Splunk does not allow to store data without indexing, e.g. without counting it against your license.
A possible solution would be to have syslog-ng (or another daemon) write those logs to disk, where you can search and process them using common Linux tools like grep.
Hope that helps - if it does I'd be happy if you would upvote/accept this answer, so others could profit from it. 🙂
What @xpac is suggesting is "forwarding to a third party receiver" -- in this case a syslog-ng daemon -- which writes the parsed data to disk. Other commonly used receivers would be external SIEMs.
Relevant documentation: Forward data to third-party systems. Just be aware that if you send data to a third-party receiver, and that receiver blocks, it will also cause local indexing to block. Shouldn't be an issue with something like syslog, but can be a problem with SIEMs.
@OLWI your requirement does not seem to be clear. You need to collect and parse data but not index or search? Could you please elaborate on what is your requirement. What you need to collect and why you need to parse? If you do not have to index or search in Splunk, why do you want to use Splunk?
There are logs which I want to index, search and create alerts for. But some logs are only required for a detailed analysis, which happens less than once a month. However, those logs would only push me over the license quota.
I therefore do intend to use Splunk, but I want to avoid using another software to collect and manage other logs.
The Splunk WBT specifically mentions that parsing logs does not affect the license, only indexing. So far I have not been able to figure out how to parse without indexing.
If you don't index data, it's not stored. It is completely lost.
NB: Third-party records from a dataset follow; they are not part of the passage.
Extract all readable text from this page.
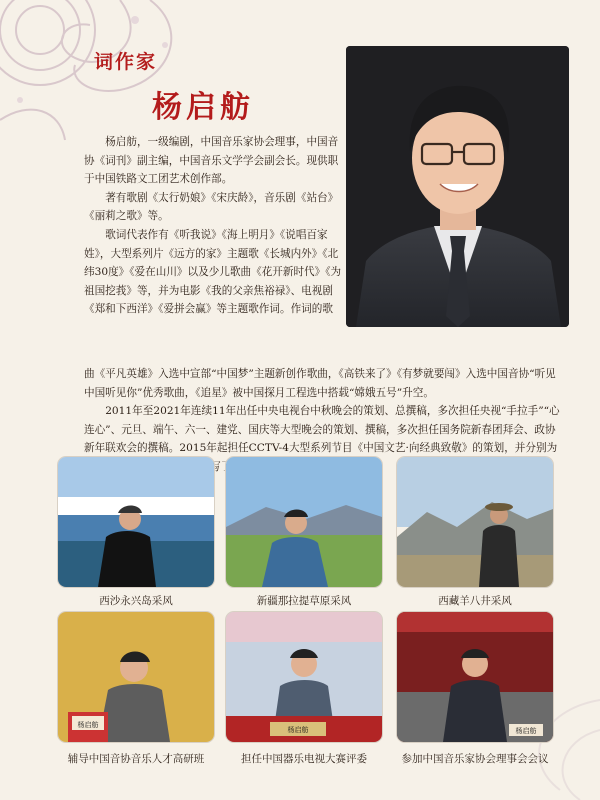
词作家
杨启舫

杨启舫，一级编剧，中国音乐家协会理事，中国音协《词刊》副主编，中国音乐文学学会副会长。现供职于中国铁路文工团艺术创作部。

著有歌剧《太行奶娘》《宋庆龄》，音乐剧《站台》《丽莉之歌》等。

歌词代表作有《听我说》《海上明月》《说唱百家姓》，大型系列片《远方的家》主题歌《长城内外》《北纬30度》《爱在山川》以及少儿歌曲《花开新时代》《为祖国挖莪》等，并为电影《我的父亲焦裕禄》、电视剧《郑和下西洋》《爱拼会赢》等主题歌作词。作词的歌

曲《平凡英雄》入选中宣部“中国梦”主题新创作歌曲，《高铁来了》《有梦就要闯》入选中国音协“听见中国听见你”优秀歌曲，《追星》被中国探月工程选中搭载“嫦娥五号”升空。

2011年至2021年连续11年出任中央电视台中秋晚会的策划、总撰稿，多次担任央视“手拉手”“心连心”、元旦、端午、六一、建党、国庆等大型晚会的策划、撰稿，多次担任国务院新春团拜会、政协新年联欢会的撰稿。2015年起担任CCTV-4大型系列节目《中国文艺·向经典致敬》的策划，并分别为 位艺术家撰写了致敬词。

西沙永兴岛采风	新疆那拉提草原采风	西藏羊八井采风
杨启舫
杨启舫	杨启舫
辅导中国音协音乐人才高研班	担任中国器乐电视大赛评委	参加中国音乐家协会理事会会议
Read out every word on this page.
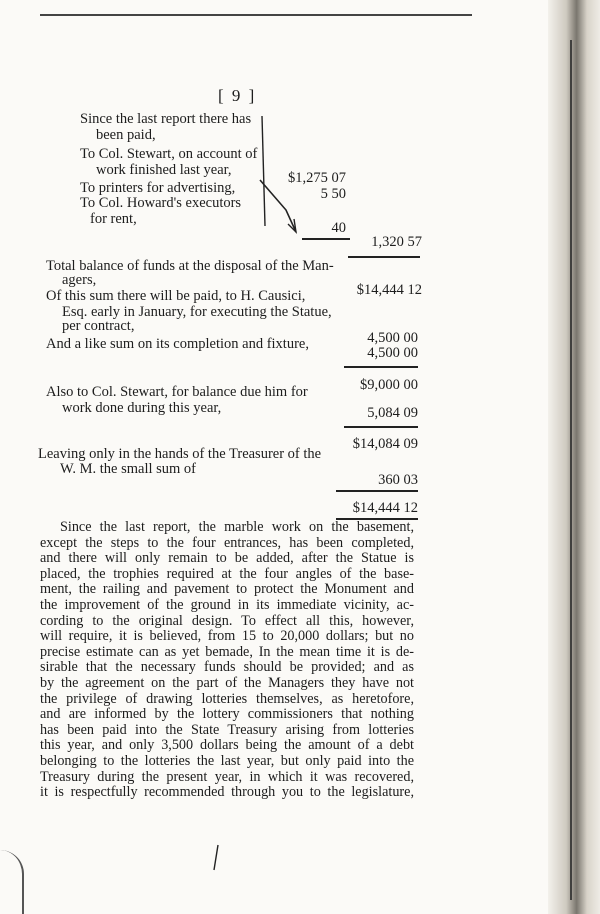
[ 9 ]
Since the last report there has
been paid,
To Col. Stewart, on account of
work finished last year,
To printers for advertising,
To Col. Howard's executors
for rent,
$1,275 07
5 50
40
1,320 57
Total balance of funds at the disposal of the Man-
agers,
Of this sum there will be paid, to H. Causici,
Esq. early in January, for executing the Statue,
per contract,
And a like sum on its completion and fixture,
$14,444 12
4,500 00
4,500 00
Also to Col. Stewart, for balance due him for
work done during this year,
$9,000 00
5,084 09
Leaving only in the hands of the Treasurer of the
W. M. the small sum of
$14,084 09
360 03
$14,444 12
Since the last report, the marble work on the basement,
except the steps to the four entrances, has been completed,
and there will only remain to be added, after the Statue is
placed, the trophies required at the four angles of the base-
ment, the railing and pavement to protect the Monument and
the improvement of the ground in its immediate vicinity, ac-
cording to the original design. To effect all this, however,
will require, it is believed, from 15 to 20,000 dollars; but no
precise estimate can as yet bemade, In the mean time it is de-
sirable that the necessary funds should be provided; and as
by the agreement on the part of the Managers they have not
the privilege of drawing lotteries themselves, as heretofore,
and are informed by the lottery commissioners that nothing
has been paid into the State Treasury arising from lotteries
this year, and only 3,500 dollars being the amount of a debt
belonging to the lotteries the last year, but only paid into the
Treasury during the present year, in which it was recovered,
it is respectfully recommended through you to the legislature,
Parsing is only the step that comes before indexing - preprocessing the data, that means. Are you aware of that?
Splunk should certainly be capable of collecting logs without doing any processing (which includes indexing) and storing them. This is a basic feature and required for reliability. The lack of such would make me doubt the quality of the product.
Indexing is Splunk's way of storing it and if you ever want to do something with the data in splunk, you will need to index it.
So as xpac is also trying to explain: collecting without indexing doesn't make much sense, unless you intend to send it to some other non-splunk solution for storing the data.
As I tried to explain above: I do not intend to do anything with the data in Splunk, I therefore don't want to index it.
I also hope that, at the core, Splunk makes a difference between indexing and storing, because they are completely different things.
The non-splunk solution would be the hard drive, where I'd be happy to have the logs simply stored as .txt or .log or whatever original raw format.
Then this is going to be your solution (like, having syslog-ng or another daemon write to disk).
When Splunk stores data to disk, it always indexes them. There is no other way.
I am sorry to hear that. Maybe if I find the time, I'll write an app that will do what I intended (if possible).
Thank you for your time. If you post a summary of this as answer, I'll mark it as the solution.
If you have data which will only add detail to indexed data and would change once in a month, you can try uploading as lookup table.
So - you want to collect (ingest) data, then parse (preprocess) it, and then? Drop some of them?
We seem to have a misunderstanding in what your actual requirement is - maybe you can rephrase what you want to do?
Ok. I'll try to rephrase: I want to use Splunk to collect logs and store them. Just not in searchable, indexed buckets.
According to the WBT, It is possible to setup a complex environment in which one Splunk instance only parses the logs and then sends them to another instance which handles indexing.
The first/parsing instance obviously holds the parsed data in some way and instead of forwarding the data to indexing, I would like to simply store it.
Maybe... you only want to collect and parse them, and then forward them somewhere else? I'm as confused as @niketnilay.